Saturday 15 October 2016

Thortful Cards


Thortful create beautiful and high quality greeting cards for all occasions all sold online. They have generously commissioned FdA Illustration to produce three greeting cards, one for a birthday, one for celebrating a new home and a thank you card.

Students were briefed by Katie Lillywhite from Thortful in their offices in the Strand.



Katy really conveyed just exactly how big a market the greeting card industry is and who bought their cards. It was also an opportunity to look at a range of greeting cards so as to appreciate their scope, how they varied in approach, use of media and tone. 

Now we're back in the studio working on ideas and with the winner having their design printed students are really getting on with the job. Jon Higham has produced greeting card designs for Thortful and is working with the students. They are also working in the print studio with Tobin Thompson so that they can also develop a more tactile approach. 













More to come......

And take a look at Thortful's website at Thortful.com 

Live brief for Hastings Borough Council

Hastings Borough Council invited FdA Illustration students in their first year of the course to produce artwork to be shown on the walls of meeting rooms in their newly refurbished offices. Each room is named after a notable person who lived for at least some of their life in Hastings. The students were shown the meeting rooms and briefed. After producing their ideas  each student gave a presentation to the council and then finalised their work for installation.

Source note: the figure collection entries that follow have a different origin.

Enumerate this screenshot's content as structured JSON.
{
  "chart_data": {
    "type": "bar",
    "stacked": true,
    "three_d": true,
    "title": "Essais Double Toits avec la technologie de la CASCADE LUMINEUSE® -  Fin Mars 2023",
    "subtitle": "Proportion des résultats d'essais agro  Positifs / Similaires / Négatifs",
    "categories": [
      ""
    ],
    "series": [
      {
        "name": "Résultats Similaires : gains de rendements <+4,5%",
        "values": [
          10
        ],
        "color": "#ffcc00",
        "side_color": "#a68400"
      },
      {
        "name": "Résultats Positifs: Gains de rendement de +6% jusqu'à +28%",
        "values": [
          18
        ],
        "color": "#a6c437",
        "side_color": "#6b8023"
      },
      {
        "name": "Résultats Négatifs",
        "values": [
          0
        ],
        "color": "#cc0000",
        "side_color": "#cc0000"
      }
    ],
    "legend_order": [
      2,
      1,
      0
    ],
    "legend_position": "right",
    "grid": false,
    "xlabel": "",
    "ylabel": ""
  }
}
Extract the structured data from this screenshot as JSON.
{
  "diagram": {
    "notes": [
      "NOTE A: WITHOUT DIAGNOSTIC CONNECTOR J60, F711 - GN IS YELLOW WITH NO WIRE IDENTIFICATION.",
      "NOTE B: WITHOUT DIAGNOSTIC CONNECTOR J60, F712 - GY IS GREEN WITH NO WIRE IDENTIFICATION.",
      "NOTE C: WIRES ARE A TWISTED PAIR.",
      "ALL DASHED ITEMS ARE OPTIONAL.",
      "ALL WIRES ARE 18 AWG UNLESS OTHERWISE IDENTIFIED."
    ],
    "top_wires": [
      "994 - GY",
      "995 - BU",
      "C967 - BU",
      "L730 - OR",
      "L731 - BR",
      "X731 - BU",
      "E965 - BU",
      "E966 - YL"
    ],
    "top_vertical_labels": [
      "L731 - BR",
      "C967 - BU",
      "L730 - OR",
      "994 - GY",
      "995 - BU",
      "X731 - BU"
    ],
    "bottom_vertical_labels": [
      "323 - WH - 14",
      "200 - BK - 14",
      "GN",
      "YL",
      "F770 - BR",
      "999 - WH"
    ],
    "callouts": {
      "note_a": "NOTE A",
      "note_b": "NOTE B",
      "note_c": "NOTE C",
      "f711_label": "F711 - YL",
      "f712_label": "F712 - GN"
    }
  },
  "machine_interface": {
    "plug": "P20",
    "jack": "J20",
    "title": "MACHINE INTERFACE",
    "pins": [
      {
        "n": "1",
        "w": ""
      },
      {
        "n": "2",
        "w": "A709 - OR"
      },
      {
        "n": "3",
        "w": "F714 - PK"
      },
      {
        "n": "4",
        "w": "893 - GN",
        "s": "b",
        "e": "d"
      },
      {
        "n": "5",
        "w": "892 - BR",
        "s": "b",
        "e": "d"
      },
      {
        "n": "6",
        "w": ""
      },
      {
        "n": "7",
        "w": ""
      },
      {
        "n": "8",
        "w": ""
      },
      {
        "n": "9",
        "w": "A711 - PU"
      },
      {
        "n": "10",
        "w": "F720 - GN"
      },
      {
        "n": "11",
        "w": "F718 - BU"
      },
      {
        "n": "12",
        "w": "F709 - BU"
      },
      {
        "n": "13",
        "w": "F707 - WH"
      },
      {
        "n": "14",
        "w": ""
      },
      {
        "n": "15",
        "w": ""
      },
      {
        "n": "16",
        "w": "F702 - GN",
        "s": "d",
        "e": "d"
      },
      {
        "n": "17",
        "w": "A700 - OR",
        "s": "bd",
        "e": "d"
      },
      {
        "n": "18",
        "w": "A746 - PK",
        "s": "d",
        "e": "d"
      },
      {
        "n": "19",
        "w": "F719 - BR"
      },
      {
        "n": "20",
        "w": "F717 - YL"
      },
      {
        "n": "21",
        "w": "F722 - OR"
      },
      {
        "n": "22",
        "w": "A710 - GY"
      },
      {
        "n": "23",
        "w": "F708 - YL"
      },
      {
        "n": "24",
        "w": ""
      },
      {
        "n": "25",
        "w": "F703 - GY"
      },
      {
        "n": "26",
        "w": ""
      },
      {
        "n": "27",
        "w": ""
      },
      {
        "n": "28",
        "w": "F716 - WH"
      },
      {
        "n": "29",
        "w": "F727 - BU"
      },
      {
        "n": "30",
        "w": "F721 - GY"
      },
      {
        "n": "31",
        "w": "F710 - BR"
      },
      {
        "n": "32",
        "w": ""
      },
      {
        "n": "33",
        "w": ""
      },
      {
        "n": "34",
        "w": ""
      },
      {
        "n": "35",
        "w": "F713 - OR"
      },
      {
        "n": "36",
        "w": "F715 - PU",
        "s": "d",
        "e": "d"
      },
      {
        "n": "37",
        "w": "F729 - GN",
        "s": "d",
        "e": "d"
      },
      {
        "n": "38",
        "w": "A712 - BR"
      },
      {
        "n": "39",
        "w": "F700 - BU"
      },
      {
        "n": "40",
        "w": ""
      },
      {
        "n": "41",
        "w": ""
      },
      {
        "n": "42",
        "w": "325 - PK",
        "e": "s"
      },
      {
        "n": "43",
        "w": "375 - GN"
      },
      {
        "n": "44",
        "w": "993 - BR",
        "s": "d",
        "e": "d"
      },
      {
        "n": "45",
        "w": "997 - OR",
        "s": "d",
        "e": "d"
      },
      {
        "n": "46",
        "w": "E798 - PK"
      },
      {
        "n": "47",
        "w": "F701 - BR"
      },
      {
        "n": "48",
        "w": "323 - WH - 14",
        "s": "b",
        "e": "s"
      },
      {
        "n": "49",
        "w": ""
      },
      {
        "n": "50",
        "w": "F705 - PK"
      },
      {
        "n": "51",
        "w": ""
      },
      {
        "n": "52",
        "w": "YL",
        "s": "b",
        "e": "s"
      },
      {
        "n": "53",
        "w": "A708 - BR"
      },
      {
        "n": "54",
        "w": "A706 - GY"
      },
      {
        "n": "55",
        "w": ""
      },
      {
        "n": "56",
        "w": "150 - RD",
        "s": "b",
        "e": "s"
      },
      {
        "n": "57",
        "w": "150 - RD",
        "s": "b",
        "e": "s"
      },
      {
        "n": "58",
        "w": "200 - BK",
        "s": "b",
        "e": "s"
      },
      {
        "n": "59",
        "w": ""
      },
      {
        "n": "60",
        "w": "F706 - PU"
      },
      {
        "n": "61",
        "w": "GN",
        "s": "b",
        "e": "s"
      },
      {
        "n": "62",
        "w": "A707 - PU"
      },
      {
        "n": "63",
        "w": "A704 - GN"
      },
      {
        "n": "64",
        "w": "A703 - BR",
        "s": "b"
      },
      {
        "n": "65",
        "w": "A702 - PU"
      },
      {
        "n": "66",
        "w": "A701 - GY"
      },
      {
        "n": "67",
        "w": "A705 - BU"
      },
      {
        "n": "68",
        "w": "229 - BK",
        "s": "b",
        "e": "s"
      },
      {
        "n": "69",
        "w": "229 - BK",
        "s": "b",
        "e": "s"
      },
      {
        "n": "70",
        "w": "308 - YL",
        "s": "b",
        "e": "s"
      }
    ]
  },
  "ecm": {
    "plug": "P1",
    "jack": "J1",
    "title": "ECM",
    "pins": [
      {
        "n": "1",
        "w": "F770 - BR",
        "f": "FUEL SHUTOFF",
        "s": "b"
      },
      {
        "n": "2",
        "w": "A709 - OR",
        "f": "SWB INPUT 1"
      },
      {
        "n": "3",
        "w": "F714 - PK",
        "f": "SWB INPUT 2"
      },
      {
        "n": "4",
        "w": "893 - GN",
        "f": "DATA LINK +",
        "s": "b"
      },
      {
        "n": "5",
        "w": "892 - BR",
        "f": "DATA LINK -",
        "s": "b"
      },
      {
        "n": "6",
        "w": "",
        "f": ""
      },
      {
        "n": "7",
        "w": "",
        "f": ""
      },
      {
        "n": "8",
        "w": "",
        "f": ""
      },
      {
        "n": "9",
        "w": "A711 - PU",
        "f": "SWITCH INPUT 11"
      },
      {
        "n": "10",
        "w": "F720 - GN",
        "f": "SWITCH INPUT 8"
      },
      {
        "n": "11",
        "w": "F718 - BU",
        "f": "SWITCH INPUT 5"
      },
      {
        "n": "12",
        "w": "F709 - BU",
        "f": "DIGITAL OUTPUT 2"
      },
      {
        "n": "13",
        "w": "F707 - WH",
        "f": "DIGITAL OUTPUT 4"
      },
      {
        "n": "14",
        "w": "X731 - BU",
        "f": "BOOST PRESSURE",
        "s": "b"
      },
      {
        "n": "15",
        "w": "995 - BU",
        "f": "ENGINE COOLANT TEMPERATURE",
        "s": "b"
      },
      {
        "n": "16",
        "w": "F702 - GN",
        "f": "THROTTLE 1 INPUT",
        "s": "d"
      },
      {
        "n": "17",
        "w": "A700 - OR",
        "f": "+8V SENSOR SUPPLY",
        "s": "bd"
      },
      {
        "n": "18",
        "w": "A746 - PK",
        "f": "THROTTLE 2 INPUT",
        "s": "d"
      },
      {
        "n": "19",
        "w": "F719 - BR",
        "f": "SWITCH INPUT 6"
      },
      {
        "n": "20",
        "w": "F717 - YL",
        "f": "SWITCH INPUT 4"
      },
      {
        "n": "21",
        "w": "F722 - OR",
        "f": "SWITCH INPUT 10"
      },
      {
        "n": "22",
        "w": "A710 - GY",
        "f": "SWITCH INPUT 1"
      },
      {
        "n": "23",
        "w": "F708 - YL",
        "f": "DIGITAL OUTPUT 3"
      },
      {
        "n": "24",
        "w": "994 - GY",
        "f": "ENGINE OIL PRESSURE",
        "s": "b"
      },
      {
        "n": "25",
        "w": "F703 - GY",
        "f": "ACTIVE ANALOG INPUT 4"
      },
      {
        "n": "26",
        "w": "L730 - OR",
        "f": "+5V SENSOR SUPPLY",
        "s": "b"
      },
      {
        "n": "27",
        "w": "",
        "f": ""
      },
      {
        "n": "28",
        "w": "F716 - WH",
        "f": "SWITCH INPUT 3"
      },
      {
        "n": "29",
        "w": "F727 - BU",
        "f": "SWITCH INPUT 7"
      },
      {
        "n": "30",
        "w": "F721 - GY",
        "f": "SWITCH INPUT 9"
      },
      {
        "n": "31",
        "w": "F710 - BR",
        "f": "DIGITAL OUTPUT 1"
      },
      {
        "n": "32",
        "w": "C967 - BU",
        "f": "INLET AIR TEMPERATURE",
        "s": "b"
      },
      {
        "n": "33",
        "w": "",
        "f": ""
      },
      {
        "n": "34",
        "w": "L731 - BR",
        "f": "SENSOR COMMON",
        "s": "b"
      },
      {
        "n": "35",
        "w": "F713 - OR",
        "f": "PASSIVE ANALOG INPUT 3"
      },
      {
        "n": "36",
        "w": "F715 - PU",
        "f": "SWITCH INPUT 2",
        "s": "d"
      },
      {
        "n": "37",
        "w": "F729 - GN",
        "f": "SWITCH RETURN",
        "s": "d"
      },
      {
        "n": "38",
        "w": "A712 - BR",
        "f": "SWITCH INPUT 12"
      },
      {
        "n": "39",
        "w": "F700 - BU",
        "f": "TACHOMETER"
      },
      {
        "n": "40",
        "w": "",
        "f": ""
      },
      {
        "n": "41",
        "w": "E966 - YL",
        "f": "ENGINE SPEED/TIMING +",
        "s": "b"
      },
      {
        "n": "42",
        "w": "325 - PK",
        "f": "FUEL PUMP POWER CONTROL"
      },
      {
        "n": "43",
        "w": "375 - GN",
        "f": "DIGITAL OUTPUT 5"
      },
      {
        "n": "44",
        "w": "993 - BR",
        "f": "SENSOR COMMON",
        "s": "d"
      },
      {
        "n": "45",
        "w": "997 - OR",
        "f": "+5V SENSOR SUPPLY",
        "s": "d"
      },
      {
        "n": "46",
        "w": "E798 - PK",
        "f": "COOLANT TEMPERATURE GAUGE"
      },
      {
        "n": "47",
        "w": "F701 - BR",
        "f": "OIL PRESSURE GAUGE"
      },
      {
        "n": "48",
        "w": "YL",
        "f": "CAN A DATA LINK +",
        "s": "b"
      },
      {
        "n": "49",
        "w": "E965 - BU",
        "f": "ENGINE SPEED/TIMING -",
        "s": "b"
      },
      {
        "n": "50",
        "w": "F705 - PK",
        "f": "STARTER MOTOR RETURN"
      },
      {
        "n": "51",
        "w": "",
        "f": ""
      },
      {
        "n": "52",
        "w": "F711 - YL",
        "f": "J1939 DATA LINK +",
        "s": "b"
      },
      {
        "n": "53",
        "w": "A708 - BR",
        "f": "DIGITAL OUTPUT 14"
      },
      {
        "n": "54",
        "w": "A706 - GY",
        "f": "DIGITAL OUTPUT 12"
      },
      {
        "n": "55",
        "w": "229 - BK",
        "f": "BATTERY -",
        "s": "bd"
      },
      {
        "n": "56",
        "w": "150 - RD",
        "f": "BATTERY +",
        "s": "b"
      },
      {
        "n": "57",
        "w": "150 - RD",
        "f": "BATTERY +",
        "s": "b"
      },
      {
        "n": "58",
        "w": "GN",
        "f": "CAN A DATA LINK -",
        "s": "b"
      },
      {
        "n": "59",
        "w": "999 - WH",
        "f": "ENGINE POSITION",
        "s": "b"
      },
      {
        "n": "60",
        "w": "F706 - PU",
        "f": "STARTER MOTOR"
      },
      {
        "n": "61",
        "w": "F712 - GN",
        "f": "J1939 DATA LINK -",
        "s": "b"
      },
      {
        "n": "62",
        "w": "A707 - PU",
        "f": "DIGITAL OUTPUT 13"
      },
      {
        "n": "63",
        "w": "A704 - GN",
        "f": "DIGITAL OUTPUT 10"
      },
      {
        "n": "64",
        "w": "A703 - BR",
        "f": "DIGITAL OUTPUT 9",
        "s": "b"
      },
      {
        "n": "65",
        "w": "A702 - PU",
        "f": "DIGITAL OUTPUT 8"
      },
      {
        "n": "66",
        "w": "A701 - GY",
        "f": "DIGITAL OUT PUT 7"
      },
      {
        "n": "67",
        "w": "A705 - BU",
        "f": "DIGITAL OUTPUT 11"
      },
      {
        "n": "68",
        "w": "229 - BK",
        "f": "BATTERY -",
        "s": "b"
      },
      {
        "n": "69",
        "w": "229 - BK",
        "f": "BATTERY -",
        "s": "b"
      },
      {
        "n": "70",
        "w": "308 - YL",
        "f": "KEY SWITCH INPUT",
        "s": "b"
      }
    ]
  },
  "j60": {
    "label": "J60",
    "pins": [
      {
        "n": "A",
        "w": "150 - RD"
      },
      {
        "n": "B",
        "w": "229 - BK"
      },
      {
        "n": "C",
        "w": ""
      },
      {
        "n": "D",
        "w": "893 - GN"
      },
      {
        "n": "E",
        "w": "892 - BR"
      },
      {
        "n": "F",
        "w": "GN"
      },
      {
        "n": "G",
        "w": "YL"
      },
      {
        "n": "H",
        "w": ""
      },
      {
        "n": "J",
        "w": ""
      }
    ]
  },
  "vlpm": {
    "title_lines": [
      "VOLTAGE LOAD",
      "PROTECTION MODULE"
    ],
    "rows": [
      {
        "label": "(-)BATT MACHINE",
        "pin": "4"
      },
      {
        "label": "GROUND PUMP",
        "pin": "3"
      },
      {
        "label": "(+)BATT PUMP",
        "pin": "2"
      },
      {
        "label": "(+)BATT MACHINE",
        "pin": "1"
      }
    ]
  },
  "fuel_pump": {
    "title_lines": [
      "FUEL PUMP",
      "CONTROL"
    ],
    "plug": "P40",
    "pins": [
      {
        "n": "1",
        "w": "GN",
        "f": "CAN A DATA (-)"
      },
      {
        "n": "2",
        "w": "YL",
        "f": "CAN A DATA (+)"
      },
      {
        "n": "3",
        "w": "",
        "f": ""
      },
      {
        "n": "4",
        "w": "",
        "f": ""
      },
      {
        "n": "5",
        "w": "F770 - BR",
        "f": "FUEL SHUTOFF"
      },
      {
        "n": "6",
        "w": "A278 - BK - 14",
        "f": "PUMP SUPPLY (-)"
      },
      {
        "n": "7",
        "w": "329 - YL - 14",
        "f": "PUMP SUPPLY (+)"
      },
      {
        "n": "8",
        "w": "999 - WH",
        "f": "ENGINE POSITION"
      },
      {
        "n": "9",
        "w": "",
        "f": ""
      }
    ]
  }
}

Here are some of the results with more to follow:







Brogan Blanch produced artwork based upon Alan Turing using binary code to make up the portrait and hiding his quote in the surrounding 'halo'. The work was printed onto transfer film by Ricochet Prints.






Charlotte Brook also produced artwork for the Alan Turing Room but this time working with Turings distinct profile and elements from his Enigma machine.


Adam Winter celebrated John Logie Baird, the inventor of the first moving pictures, using a lightbulb within which there is almost a 'manual' of parts for his invention.


Amy Cobb focussed on a less well known person, Sophie Jex-Blake who was one of the first female doctors and who founded a training centre for health professionals in London.


Reece Saunters produced a portrait of Thomas Brassey an engineer responsible for the construction of railways around the world. The portrait was smaller than the others at A3 so as to allude to an intimate victorian portrait.





Maria Nikla depicted Robert Tressell, the author of the 'Ragged Trousered Philanthropist' as the painter and decorator he in fact was.